Sub-agents are separate agents that Claude Code launches through the Task tool to handle a narrow subtask. Each sub-agent runs in its own context window, isolated from the main conversation, and returns only its conclusion to the main agent rather than all of its intermediate steps. This keeps the parent conversation uncluttered by the details of searching and reading files.
How do parallel agents differ from an agent chain?
Parallel agents run at the same time (for example via Promise.all) and independently explore different parts of a task — faster when the subtasks do not depend on each other. An agent chain runs sequentially: one stage's output becomes the next stage's input. A chain is chosen when the steps depend on each other, such as not writing code before a plan exists.
When should you use specialized agents instead of one?

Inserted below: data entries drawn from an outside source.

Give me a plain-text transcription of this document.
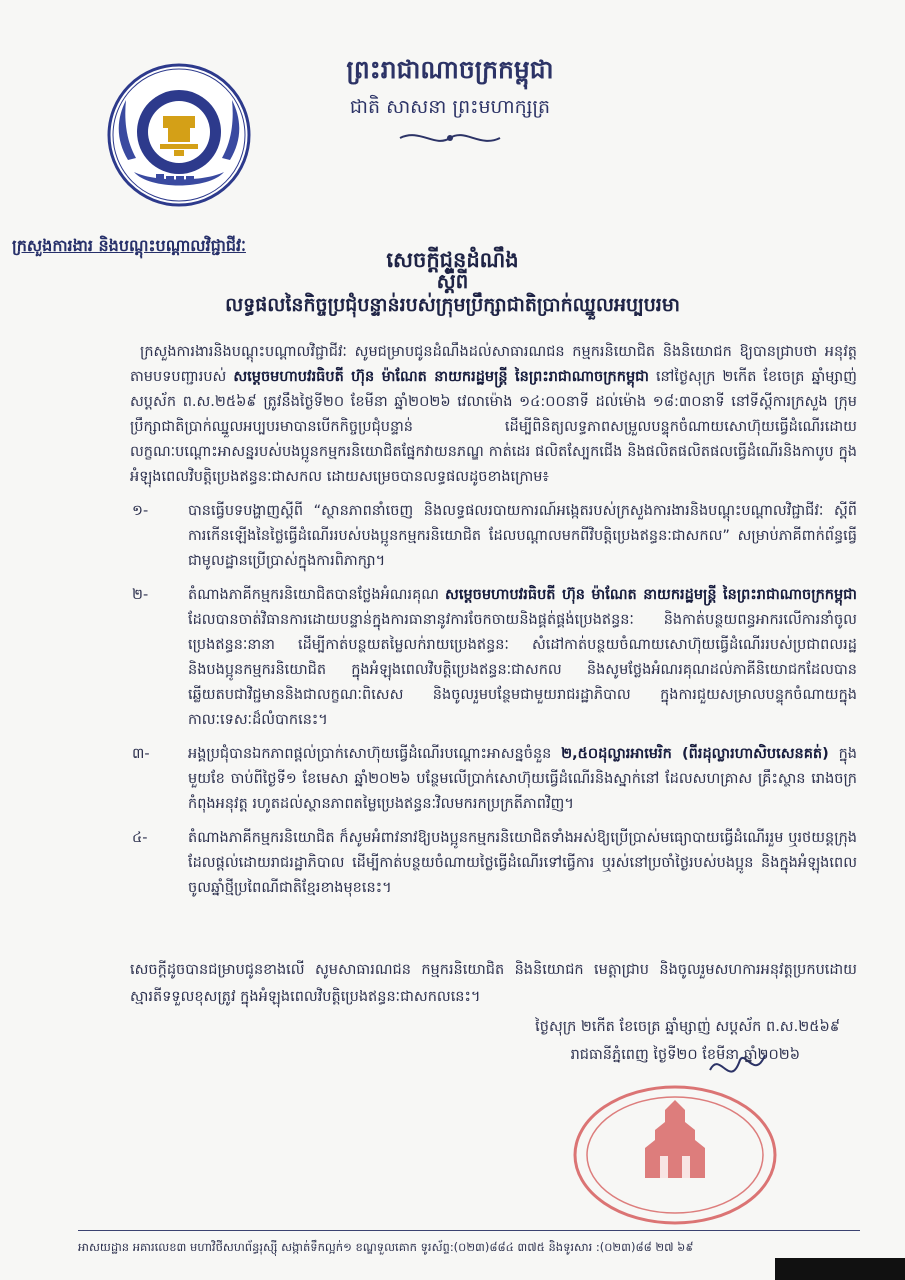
ព្រះរាជាណាចក្រកម្ពុជា
ជាតិ សាសនា ព្រះមហាក្សត្រ
ក្រសួងការងារ និងបណ្តុះបណ្តាលវិជ្ជាជីវៈ
សេចក្តីជូនដំណឹង
ស្តីពី
លទ្ធផលនៃកិច្ចប្រជុំបន្ទាន់របស់ក្រុមប្រឹក្សាជាតិប្រាក់ឈ្នួលអប្បបរមា

ក្រសួងការងារនិងបណ្តុះបណ្តាលវិជ្ជាជីវៈ សូមជម្រាបជូនដំណឹងដល់សាធារណជន កម្មករនិយោជិត និងនិយោជក ឱ្យបានជ្រាបថា អនុវត្តតាមបទបញ្ជារបស់ សម្តេចមហាបវរធិបតី ហ៊ុន ម៉ាណែត នាយករដ្ឋមន្ត្រី នៃព្រះរាជាណាចក្រកម្ពុជា នៅថ្ងៃសុក្រ ២កើត ខែចេត្រ ឆ្នាំម្សាញ់ សប្តស័ក ព.ស.២៥៦៩ ត្រូវនឹងថ្ងៃទី២០ ខែមីនា ឆ្នាំ២០២៦ វេលាម៉ោង ១៤:០០នាទី ដល់ម៉ោង ១៨:៣០នាទី នៅទីស្តីការក្រសួង ក្រុមប្រឹក្សាជាតិប្រាក់ឈ្នួលអប្បបរមាបានបើកកិច្ចប្រជុំបន្ទាន់ ដើម្បីពិនិត្យលទ្ធភាពសម្រួលបន្ទុកចំណាយសោហ៊ុយធ្វើដំណើរដោយលក្ខណៈបណ្តោះអាសន្នរបស់បងប្អូនកម្មករនិយោជិតផ្នែកវាយនភណ្ឌ កាត់ដេរ ផលិតស្បែកជើង និងផលិតផលិតផលធ្វើដំណើរនិងកាបូប ក្នុងអំឡុងពេលវិបត្តិប្រេងឥន្ធនៈជាសកល ដោយសម្រេចបានលទ្ធផលដូចខាងក្រោម៖

១-	បានធ្វើបទបង្ហាញស្តីពី “ស្ថានភាពនាំចេញ និងលទ្ធផលរបាយការណ៍អង្កេតរបស់ក្រសួងការងារនិងបណ្តុះបណ្តាលវិជ្ជាជីវៈ ស្តីពីការកើនឡើងនៃថ្លៃធ្វើដំណើររបស់បងប្អូនកម្មករនិយោជិត ដែលបណ្តាលមកពីវិបត្តិប្រេងឥន្ធនៈជាសកល” សម្រាប់ភាគីពាក់ព័ន្ធធ្វើជាមូលដ្ឋានប្រើប្រាស់ក្នុងការពិភាក្សា។
២-	តំណាងភាគីកម្មករនិយោជិតបានថ្លែងអំណរគុណ សម្តេចមហាបវរធិបតី ហ៊ុន ម៉ាណែត នាយករដ្ឋមន្ត្រី នៃព្រះរាជាណាចក្រកម្ពុជា ដែលបានចាត់វិធានការដោយបន្ទាន់ក្នុងការធានានូវការចែកចាយនិងផ្គត់ផ្គង់ប្រេងឥន្ធនៈ និងកាត់បន្ថយពន្ធអាករលើការនាំចូលប្រេងឥន្ធនៈនានា ដើម្បីកាត់បន្ថយតម្លៃលក់រាយប្រេងឥន្ធនៈ សំដៅកាត់បន្ថយចំណាយសោហ៊ុយធ្វើដំណើររបស់ប្រជាពលរដ្ឋ និងបងប្អូនកម្មករនិយោជិត ក្នុងអំឡុងពេលវិបត្តិប្រេងឥន្ធនៈជាសកល និងសូមថ្លែងអំណរគុណដល់ភាគីនិយោជកដែលបានឆ្លើយតបជាវិជ្ជមាននិងជាលក្ខណៈពិសេស និងចូលរួមបន្ថែមជាមួយរាជរដ្ឋាភិបាល ក្នុងការជួយសម្រាលបន្ទុកចំណាយក្នុងកាលៈទេសៈដ៏លំបាកនេះ។
៣-	អង្គប្រជុំបានឯកភាពផ្តល់ប្រាក់សោហ៊ុយធ្វើដំណើរបណ្តោះអាសន្នចំនួន ២,៥០ដុល្លារអាមេរិក (ពីរដុល្លារហាសិបសេនគត់) ក្នុងមួយខែ ចាប់ពីថ្ងៃទី១ ខែមេសា ឆ្នាំ២០២៦ បន្ថែមលើប្រាក់សោហ៊ុយធ្វើដំណើរនិងស្នាក់នៅ ដែលសហគ្រាស គ្រឹះស្ថាន រោងចក្រកំពុងអនុវត្ត រហូតដល់ស្ថានភាពតម្លៃប្រេងឥន្ធនៈវិលមករកប្រក្រតីភាពវិញ។
៤-	តំណាងភាគីកម្មករនិយោជិត ក៏សូមអំពាវនាវឱ្យបងប្អូនកម្មករនិយោជិតទាំងអស់ឱ្យប្រើប្រាស់មធ្យោបាយធ្វើដំណើររួម ឬរថយន្តក្រុង ដែលផ្តល់ដោយរាជរដ្ឋាភិបាល ដើម្បីកាត់បន្ថយចំណាយថ្លៃធ្វើដំណើរទៅធ្វើការ ឬរស់នៅប្រចាំថ្ងៃរបស់បងប្អូន និងក្នុងអំឡុងពេលចូលឆ្នាំថ្មីប្រពៃណីជាតិខ្មែរខាងមុខនេះ។
សេចក្តីដូចបានជម្រាបជូនខាងលើ សូមសាធារណជន កម្មករនិយោជិត និងនិយោជក មេត្តាជ្រាប និងចូលរួមសហការអនុវត្តប្រកបដោយស្មារតីទទួលខុសត្រូវ ក្នុងអំឡុងពេលវិបត្តិប្រេងឥន្ធនៈជាសកលនេះ។
ថ្ងៃសុក្រ ២កើត ខែចេត្រ ឆ្នាំម្សាញ់ សប្តស័ក ព.ស.២៥៦៩
រាជធានីភ្នំពេញ ថ្ងៃទី២០ ខែមីនា ឆ្នាំ២០២៦
អាសយដ្ឋាន អគារលេខ៣ មហាវិថីសហព័ន្ធរុស្ស៊ី សង្កាត់ទឹកល្អក់១ ខណ្ឌទួលគោក ទូរស័ព្ទ:(០២៣)៨៨៤ ៣៧៥ និងទូរសារ :(០២៣)៨៨ ២៧ ៦៩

Use specialized agents (code-reviewer, debugger, data analyst) when a task splits into distinct roles. Such an agent has a narrow instruction and a clean context, undistracted by the main conversation's history, so it works more precisely. Handing everything to a single agent is an anti-pattern: its context overflows, focus is lost, and quality drops.
How does Claude Code explore a large codebase?
Claude Code launches several Explore agents in parallel, each with a narrow goal — find the auth implementation, find the API endpoints, find the database models. The agents read different parts of the project at once, so the combined result arrives faster than a sequential file scan. A plan is then built from the gathered data and implemented.